A British man was among several people injured at this morning’s Running of the Bulls festival in Pamplona.
The injured Welshman has been named locally as Brian Hoskins. He is said to have suffered a “rib trauma” injury.
Today’s San Fermines run was the fourth of this year’s event and ended with seven people being taken to hospital.
One was a 60-year-old man from Wales, local officials confirmed.
They said he was from Cardiff and had suffered a trauma injury which they were still “evaluating” this morning.
The incident which led to him being taken to hospital took place in the bullring at the end of the half-mile course.
He has not been fully named and has only been identified by his initials - B.H.
The nine-day festival - known in Spain as San Fermin - kicked off last Thursday at midday with the traditional ‘chupinazo’.
Revellers wearing traditional red and white were quickly soaked in sangria as the event got underway.
The eight morning runs, called encierros in Spanish, form the highlight of the festival.

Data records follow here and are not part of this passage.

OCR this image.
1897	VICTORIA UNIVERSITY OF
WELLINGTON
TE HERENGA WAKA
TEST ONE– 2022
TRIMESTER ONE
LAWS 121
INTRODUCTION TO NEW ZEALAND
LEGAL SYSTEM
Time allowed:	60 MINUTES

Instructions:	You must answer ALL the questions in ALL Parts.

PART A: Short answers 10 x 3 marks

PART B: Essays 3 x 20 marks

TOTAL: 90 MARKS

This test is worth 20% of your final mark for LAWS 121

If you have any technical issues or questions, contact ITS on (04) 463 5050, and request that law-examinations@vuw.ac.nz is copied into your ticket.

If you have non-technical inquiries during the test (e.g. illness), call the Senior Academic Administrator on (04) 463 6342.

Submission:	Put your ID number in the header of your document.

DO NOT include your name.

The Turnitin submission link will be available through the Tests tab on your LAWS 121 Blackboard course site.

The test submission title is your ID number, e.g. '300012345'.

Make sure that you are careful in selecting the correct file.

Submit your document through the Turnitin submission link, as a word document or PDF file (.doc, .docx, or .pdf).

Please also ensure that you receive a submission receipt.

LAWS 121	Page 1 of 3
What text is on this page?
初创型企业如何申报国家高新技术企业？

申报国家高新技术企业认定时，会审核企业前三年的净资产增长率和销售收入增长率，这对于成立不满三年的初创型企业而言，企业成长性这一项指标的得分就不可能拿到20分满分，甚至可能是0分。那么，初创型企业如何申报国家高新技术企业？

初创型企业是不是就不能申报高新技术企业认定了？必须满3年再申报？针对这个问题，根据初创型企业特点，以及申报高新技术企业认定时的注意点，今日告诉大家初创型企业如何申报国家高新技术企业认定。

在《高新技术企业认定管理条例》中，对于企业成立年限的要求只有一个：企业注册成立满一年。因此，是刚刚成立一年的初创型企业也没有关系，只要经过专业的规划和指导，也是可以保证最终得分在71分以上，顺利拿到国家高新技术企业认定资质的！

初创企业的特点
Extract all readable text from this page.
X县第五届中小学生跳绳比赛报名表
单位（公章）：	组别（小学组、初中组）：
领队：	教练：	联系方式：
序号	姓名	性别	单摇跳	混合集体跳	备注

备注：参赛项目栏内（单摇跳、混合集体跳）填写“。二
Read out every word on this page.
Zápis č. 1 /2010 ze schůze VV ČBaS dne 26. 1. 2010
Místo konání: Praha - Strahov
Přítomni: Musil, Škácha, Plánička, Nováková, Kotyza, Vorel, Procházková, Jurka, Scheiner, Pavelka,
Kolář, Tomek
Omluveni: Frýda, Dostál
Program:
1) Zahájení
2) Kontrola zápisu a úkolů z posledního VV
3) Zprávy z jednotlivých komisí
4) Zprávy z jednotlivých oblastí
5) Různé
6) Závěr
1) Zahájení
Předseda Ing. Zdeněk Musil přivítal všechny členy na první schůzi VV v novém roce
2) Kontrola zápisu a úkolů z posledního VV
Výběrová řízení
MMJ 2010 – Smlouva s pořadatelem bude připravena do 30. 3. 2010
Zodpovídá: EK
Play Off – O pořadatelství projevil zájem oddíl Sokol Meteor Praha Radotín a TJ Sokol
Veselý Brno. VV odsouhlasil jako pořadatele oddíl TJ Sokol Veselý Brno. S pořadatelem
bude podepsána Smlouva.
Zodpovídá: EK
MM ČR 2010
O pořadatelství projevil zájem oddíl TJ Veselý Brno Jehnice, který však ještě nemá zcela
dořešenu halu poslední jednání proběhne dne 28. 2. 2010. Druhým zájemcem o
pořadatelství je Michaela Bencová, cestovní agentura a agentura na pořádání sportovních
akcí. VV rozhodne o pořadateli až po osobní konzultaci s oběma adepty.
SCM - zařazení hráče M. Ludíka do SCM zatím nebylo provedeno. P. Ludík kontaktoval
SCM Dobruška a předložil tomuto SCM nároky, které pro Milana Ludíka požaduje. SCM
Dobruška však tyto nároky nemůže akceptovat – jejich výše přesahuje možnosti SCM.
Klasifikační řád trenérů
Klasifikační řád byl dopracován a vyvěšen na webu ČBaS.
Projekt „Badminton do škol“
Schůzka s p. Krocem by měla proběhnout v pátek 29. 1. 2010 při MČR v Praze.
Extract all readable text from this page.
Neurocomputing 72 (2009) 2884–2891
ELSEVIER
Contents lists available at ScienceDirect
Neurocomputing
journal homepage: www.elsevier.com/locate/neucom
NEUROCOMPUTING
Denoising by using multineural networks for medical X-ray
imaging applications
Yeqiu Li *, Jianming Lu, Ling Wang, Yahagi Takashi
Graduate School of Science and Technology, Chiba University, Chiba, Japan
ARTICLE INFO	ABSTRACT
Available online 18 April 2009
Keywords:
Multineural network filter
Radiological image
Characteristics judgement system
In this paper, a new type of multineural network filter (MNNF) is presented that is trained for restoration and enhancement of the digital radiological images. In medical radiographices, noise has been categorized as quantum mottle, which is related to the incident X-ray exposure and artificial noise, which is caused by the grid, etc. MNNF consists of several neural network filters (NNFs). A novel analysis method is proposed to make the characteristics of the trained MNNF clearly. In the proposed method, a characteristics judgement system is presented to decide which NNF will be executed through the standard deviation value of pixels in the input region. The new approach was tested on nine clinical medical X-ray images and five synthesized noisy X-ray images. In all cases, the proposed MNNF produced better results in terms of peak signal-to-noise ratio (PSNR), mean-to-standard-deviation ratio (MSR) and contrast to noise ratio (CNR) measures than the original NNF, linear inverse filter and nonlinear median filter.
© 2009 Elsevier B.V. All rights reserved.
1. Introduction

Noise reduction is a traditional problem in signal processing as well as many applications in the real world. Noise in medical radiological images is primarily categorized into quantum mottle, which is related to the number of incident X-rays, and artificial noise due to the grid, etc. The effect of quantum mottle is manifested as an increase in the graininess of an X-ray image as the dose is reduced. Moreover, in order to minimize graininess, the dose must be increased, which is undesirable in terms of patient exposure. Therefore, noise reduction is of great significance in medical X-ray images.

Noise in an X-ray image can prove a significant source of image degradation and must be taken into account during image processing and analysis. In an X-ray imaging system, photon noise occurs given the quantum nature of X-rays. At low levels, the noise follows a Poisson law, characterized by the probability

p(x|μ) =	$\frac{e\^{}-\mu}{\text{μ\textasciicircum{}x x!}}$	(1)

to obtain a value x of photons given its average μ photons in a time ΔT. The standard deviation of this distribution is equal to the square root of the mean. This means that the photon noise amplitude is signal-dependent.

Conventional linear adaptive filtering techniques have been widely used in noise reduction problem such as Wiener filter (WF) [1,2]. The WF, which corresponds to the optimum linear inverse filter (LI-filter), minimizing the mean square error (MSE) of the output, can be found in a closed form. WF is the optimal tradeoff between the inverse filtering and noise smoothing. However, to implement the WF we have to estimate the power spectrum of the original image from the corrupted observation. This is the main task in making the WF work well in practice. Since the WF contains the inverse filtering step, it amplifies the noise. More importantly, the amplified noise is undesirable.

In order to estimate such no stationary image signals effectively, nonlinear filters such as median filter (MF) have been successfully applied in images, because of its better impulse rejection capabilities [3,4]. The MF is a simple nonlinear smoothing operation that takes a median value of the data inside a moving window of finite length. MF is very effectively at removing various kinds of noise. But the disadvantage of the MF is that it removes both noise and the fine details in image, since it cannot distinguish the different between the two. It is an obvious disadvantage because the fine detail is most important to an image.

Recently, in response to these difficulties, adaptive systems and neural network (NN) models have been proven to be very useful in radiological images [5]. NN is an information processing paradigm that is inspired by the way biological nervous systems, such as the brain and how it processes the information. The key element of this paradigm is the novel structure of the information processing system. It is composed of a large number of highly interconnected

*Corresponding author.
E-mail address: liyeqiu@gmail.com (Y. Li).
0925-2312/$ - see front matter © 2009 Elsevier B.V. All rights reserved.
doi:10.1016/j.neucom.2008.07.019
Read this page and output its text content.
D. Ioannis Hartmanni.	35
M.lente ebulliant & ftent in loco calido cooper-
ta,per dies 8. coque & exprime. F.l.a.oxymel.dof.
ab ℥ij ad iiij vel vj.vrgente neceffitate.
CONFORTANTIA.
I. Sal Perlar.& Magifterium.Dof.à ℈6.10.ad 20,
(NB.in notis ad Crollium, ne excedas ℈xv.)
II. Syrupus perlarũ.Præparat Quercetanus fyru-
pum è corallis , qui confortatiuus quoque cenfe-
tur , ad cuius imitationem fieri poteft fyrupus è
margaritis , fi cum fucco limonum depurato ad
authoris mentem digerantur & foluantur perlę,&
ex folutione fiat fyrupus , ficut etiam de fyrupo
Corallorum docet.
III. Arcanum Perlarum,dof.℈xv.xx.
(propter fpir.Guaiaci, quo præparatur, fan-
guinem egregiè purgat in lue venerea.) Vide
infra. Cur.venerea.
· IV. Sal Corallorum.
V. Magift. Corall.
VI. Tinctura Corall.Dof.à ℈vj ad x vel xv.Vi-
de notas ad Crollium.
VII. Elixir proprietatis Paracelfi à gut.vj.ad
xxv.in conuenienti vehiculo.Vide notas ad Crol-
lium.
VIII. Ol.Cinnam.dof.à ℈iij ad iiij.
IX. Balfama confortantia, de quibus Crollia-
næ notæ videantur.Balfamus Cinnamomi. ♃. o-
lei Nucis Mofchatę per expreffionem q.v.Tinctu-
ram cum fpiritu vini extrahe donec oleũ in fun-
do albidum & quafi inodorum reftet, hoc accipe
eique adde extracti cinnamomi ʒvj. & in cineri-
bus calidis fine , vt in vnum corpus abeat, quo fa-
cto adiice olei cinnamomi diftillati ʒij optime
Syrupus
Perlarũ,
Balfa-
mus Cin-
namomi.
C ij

Most revellers party all day - and often all night - with many getting little sleep and sometimes none at all before watching the 8am encierros behind the safety of wooden barriers.
Sixteen people have been killed at the annual festival, which finishes on July 14 and was made famous by 1926 Ernest Hemingway novel ‘The Sun Also Rises’, since records began in 1910.
The most recent death was in 2009 when 27-year-old Daniel Jimeno, from Madrid, was gored in the neck by a bull called Capuchino.
Several foreigners, from Australians to Americans through to Brits and Irish, are normally among the injured.
The only person gored at this year’s festival so far has been a 48-year-old man from the eastern Spanish province of Castellon.
Officials were unable to confirm today whether the hurt Brit was the same man trampled by a pair of fighting bulls at the festival nearly 20 years ago.
Reports in July 2005 named Brian Hoskins, then described as a 42-year-old loft conversion businessman from Cardiff, as the person hurt at San Fermin with his Hampshire-based brother George, then 52.
Brian, described as a father-of-four who lived with his wife Julia at Penylan in the east of Cardiff, was quoted at the time as saying: “We have been for the last three years.
“'Most people just move away from the bulls, but to me and my brother the point is to get caught up in the danger.
“George was hurt much worse than me. The bull hit him sideways and catapulted him into the wall. He broke his arm really badly.”
He added: “'Luckily their horns didn't get me.
“It was terrifying, but once I got away, it was a brilliant feeling.”